To improve future editions, which this reviewer encourages because of the criticality of effective wartime assessment to developing dominant strategies, perhaps two changes are in order. First, to improve the consistency in quality of chapters, the editors could provide each case study author with a framework for presenting the case. If all chapters followed a similar structure, cross-case comparisons will be more effective for the student of wartime assessment. As one of several options available, each chapter could be constructed to include the historical background, strategy pursued, the specific measures or data collected for assessment, the resulting assessment(s), the change in strategy due to the assessment (if any), and the effectiveness of the strategy change. Second, rather than organizing the book in chronological order, as if the book were solely an historical account, the editors might consider organizing the chapters along the levels of war. Five current chapters focus on the strategic level of war, five on the strategic-operational bridge between levels, four on the operational level of war, and one that crosses the operational-tactical bridge. The chronological organization forces the reader to range randomly among the levels of war. Organizing along the levels of war will make comparisons of strategic wartime assessment easier for the reader and better highlight the successes, failures, and the reasons for each. The same is true of wartime assessment at the operational level. Implementing these suggestions will provide more structure to the analysis while retaining individual author freedom to analyze their case and develop conclusions.

Designing effective and meaningful wartime assessments is a difficult and uncertain enterprise. In the concluding chapter, Anthony Cordesman and Hy Rothstein provide an exceptional and concise explanation of the “theory of victory” concept and the importance of wartime assessment in the process of testing the theory of victory and its accompanying hypotheses. Ineffective assessments produce ineffective tests of the theory—and thereby inferior strategy. Inferior strategy typically leads to defeat; superior strategy typically leads to victory.
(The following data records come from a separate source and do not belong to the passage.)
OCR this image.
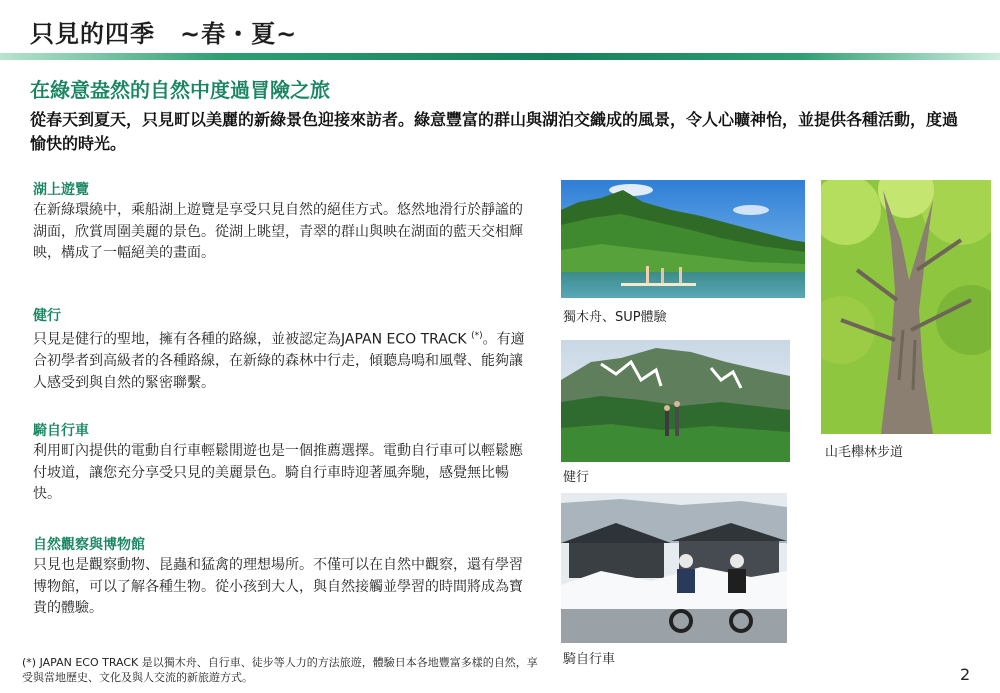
只見的四季　~春・夏~
在綠意盎然的自然中度過冒險之旅
從春天到夏天，只見町以美麗的新綠景色迎接來訪者。綠意豐富的群山與湖泊交織成的風景，令人心曠神怡，並提供各種活動，度過愉快的時光。
湖上遊覽
在新綠環繞中，乘船湖上遊覽是享受只見自然的絕佳方式。悠然地滑行於靜謐的湖面，欣賞周圍美麗的景色。從湖上眺望，青翠的群山與映在湖面的藍天交相輝映，構成了一幅絕美的畫面。
健行
只見是健行的聖地，擁有各種的路線，並被認定為JAPAN ECO TRACK (*)。有適合初學者到高級者的各種路線，在新綠的森林中行走，傾聽鳥鳴和風聲、能夠讓人感受到與自然的緊密聯繫。
騎自行車
利用町內提供的電動自行車輕鬆閒遊也是一個推薦選擇。電動自行車可以輕鬆應付坡道，讓您充分享受只見的美麗景色。騎自行車時迎著風奔馳，感覺無比暢快。
自然觀察與博物館
只見也是觀察動物、昆蟲和猛禽的理想場所。不僅可以在自然中觀察，還有學習博物館，可以了解各種生物。從小孩到大人，與自然接觸並學習的時間將成為寶貴的體驗。
獨木舟、SUP體驗
健行
騎自行車
山毛櫸林步道
(*) JAPAN ECO TRACK 是以獨木舟、自行車、徒步等人力的方法旅遊，體驗日本各地豐富多樣的自然，享受與當地歷史、文化及與人交流的新旅遊方式。	2
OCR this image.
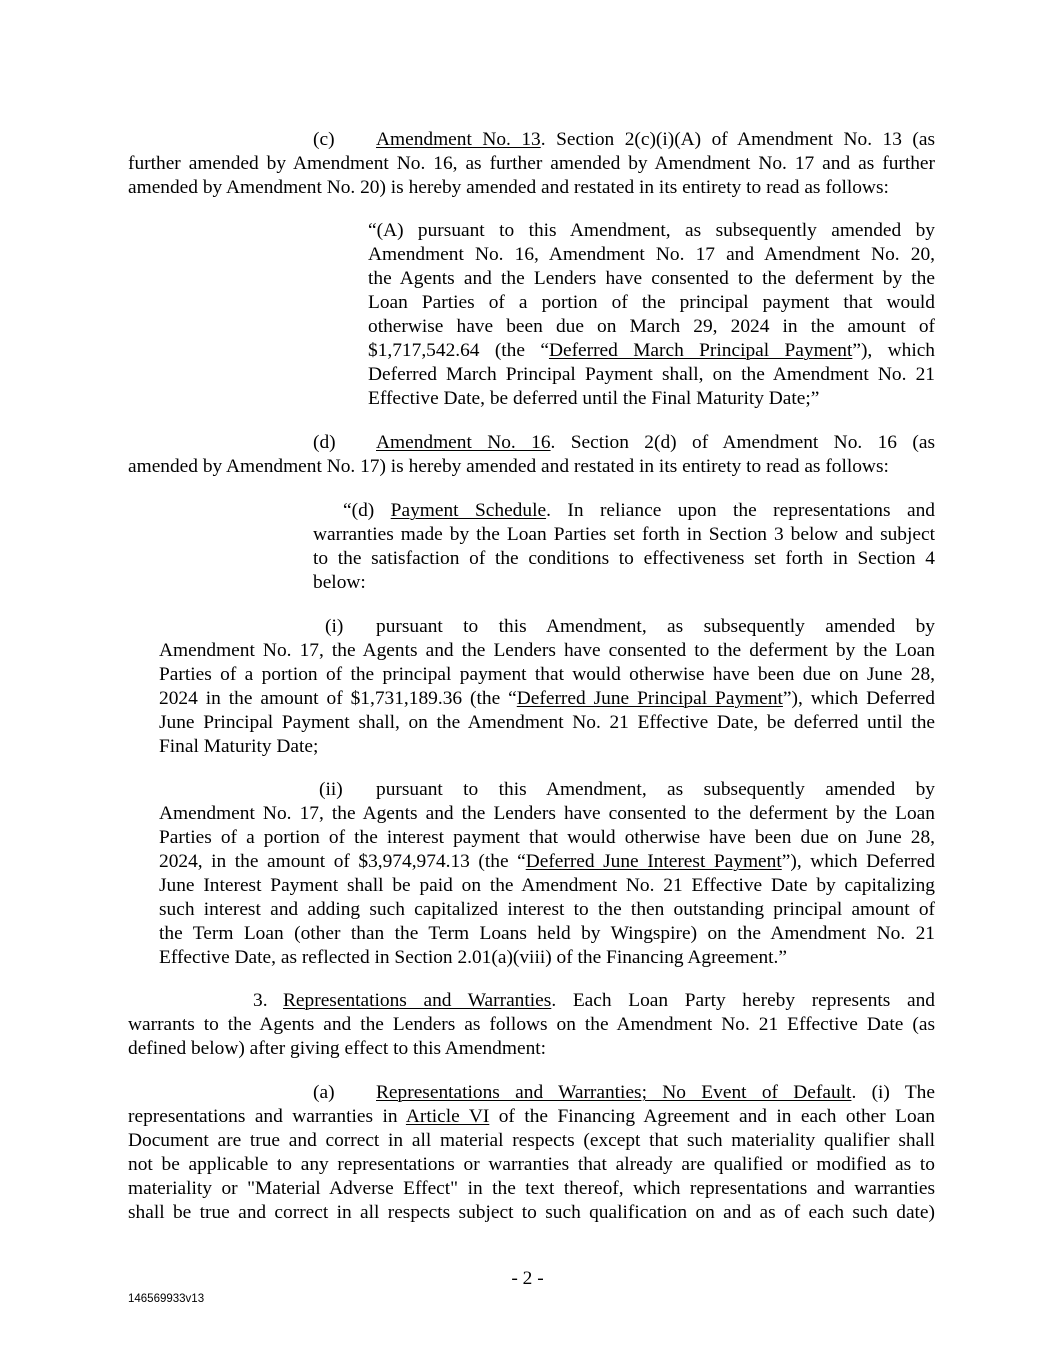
(c) Amendment No. 13. Section 2(c)(i)(A) of Amendment No. 13 (as
further amended by Amendment No. 16, as further amended by Amendment No. 17 and as further
amended by Amendment No. 20) is hereby amended and restated in its entirety to read as follows:
“(A) pursuant to this Amendment, as subsequently amended by
Amendment No. 16, Amendment No. 17 and Amendment No. 20,
the Agents and the Lenders have consented to the deferment by the
Loan Parties of a portion of the principal payment that would
otherwise have been due on March 29, 2024 in the amount of
$1,717,542.64 (the “Deferred March Principal Payment”), which
Deferred March Principal Payment shall, on the Amendment No. 21
Effective Date, be deferred until the Final Maturity Date;”
(d) Amendment No. 16. Section 2(d) of Amendment No. 16 (as
amended by Amendment No. 17) is hereby amended and restated in its entirety to read as follows:
“(d) Payment Schedule. In reliance upon the representations and
warranties made by the Loan Parties set forth in Section 3 below and subject
to the satisfaction of the conditions to effectiveness set forth in Section 4
below:
(i) pursuant to this Amendment, as subsequently amended by
Amendment No. 17, the Agents and the Lenders have consented to the deferment by the Loan
Parties of a portion of the principal payment that would otherwise have been due on June 28,
2024 in the amount of $1,731,189.36 (the “Deferred June Principal Payment”), which Deferred
June Principal Payment shall, on the Amendment No. 21 Effective Date, be deferred until the
Final Maturity Date;
(ii) pursuant to this Amendment, as subsequently amended by
Amendment No. 17, the Agents and the Lenders have consented to the deferment by the Loan
Parties of a portion of the interest payment that would otherwise have been due on June 28,
2024, in the amount of $3,974,974.13 (the “Deferred June Interest Payment”), which Deferred
June Interest Payment shall be paid on the Amendment No. 21 Effective Date by capitalizing
such interest and adding such capitalized interest to the then outstanding principal amount of
the Term Loan (other than the Term Loans held by Wingspire) on the Amendment No. 21
Effective Date, as reflected in Section 2.01(a)(viii) of the Financing Agreement.”
3. Representations and Warranties. Each Loan Party hereby represents and
warrants to the Agents and the Lenders as follows on the Amendment No. 21 Effective Date (as
defined below) after giving effect to this Amendment:
(a) Representations and Warranties; No Event of Default. (i) The
representations and warranties in Article VI of the Financing Agreement and in each other Loan
Document are true and correct in all material respects (except that such materiality qualifier shall
not be applicable to any representations or warranties that already are qualified or modified as to
materiality or "Material Adverse Effect" in the text thereof, which representations and warranties
shall be true and correct in all respects subject to such qualification on and as of each such date)
- 2 -
146569933v13
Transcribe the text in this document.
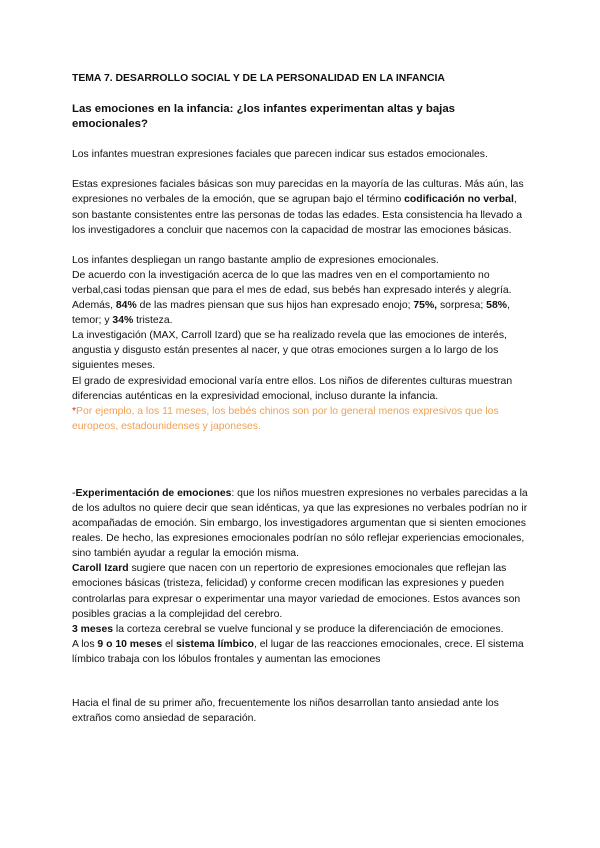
TEMA 7. DESARROLLO SOCIAL Y DE LA PERSONALIDAD EN LA INFANCIA

Las emociones en la infancia: ¿los infantes experimentan altas y bajas emocionales?

Los infantes muestran expresiones faciales que parecen indicar sus estados emocionales.

Estas expresiones faciales básicas son muy parecidas en la mayoría de las culturas. Más aún, las expresiones no verbales de la emoción, que se agrupan bajo el término codificación no verbal, son bastante consistentes entre las personas de todas las edades. Esta consistencia ha llevado a los investigadores a concluir que nacemos con la capacidad de mostrar las emociones básicas.

Los infantes despliegan un rango bastante amplio de expresiones emocionales.

De acuerdo con la investigación acerca de lo que las madres ven en el comportamiento no verbal,casi todas piensan que para el mes de edad, sus bebés han expresado interés y alegría. Además, 84% de las madres piensan que sus hijos han expresado enojo; 75%, sorpresa; 58%, temor; y 34% tristeza.

La investigación (MAX, Carroll Izard) que se ha realizado revela que las emociones de interés, angustia y disgusto están presentes al nacer, y que otras emociones surgen a lo largo de los siguientes meses.

El grado de expresividad emocional varía entre ellos. Los niños de diferentes culturas muestran diferencias auténticas en la expresividad emocional, incluso durante la infancia.

*Por ejemplo, a los 11 meses, los bebés chinos son por lo general menos expresivos que los europeos, estadounidenses y japoneses.

-Experimentación de emociones: que los niños muestren expresiones no verbales parecidas a la de los adultos no quiere decir que sean idénticas, ya que las expresiones no verbales podrían no ir acompañadas de emoción. Sin embargo, los investigadores argumentan que si sienten emociones reales. De hecho, las expresiones emocionales podrían no sólo reflejar experiencias emocionales, sino también ayudar a regular la emoción misma.

Caroll Izard sugiere que nacen con un repertorio de expresiones emocionales que reflejan las emociones básicas (tristeza, felicidad) y conforme crecen modifican las expresiones y pueden controlarlas para expresar o experimentar una mayor variedad de emociones. Estos avances son posibles gracias a la complejidad del cerebro.

3 meses la corteza cerebral se vuelve funcional y se produce la diferenciación de emociones.

A los 9 o 10 meses el sistema límbico, el lugar de las reacciones emocionales, crece. El sistema límbico trabaja con los lóbulos frontales y aumentan las emociones

Hacia el final de su primer año, frecuentemente los niños desarrollan tanto ansiedad ante los extraños como ansiedad de separación.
Assessing War is an important addition to the literature on a critical element of strategy. National political leaders, defense and interagency senior executives, operational military leaders, and future military leaders will be well served to read Assessing War as a means of expanding their comprehension of strategy as the connection between political objectives and specific tactical actions and the risks and pitfalls that challenge assessment planners in their search for effective means of measuring success and failure.

Lt Col Michael Martindale, USAF (PhD)

Associate Director, Institute for National Security Studies

United States Air Force Academy

"The views expressed are those of the author(s) and do not reflect the official policy or position of the US government or the Department of Defense."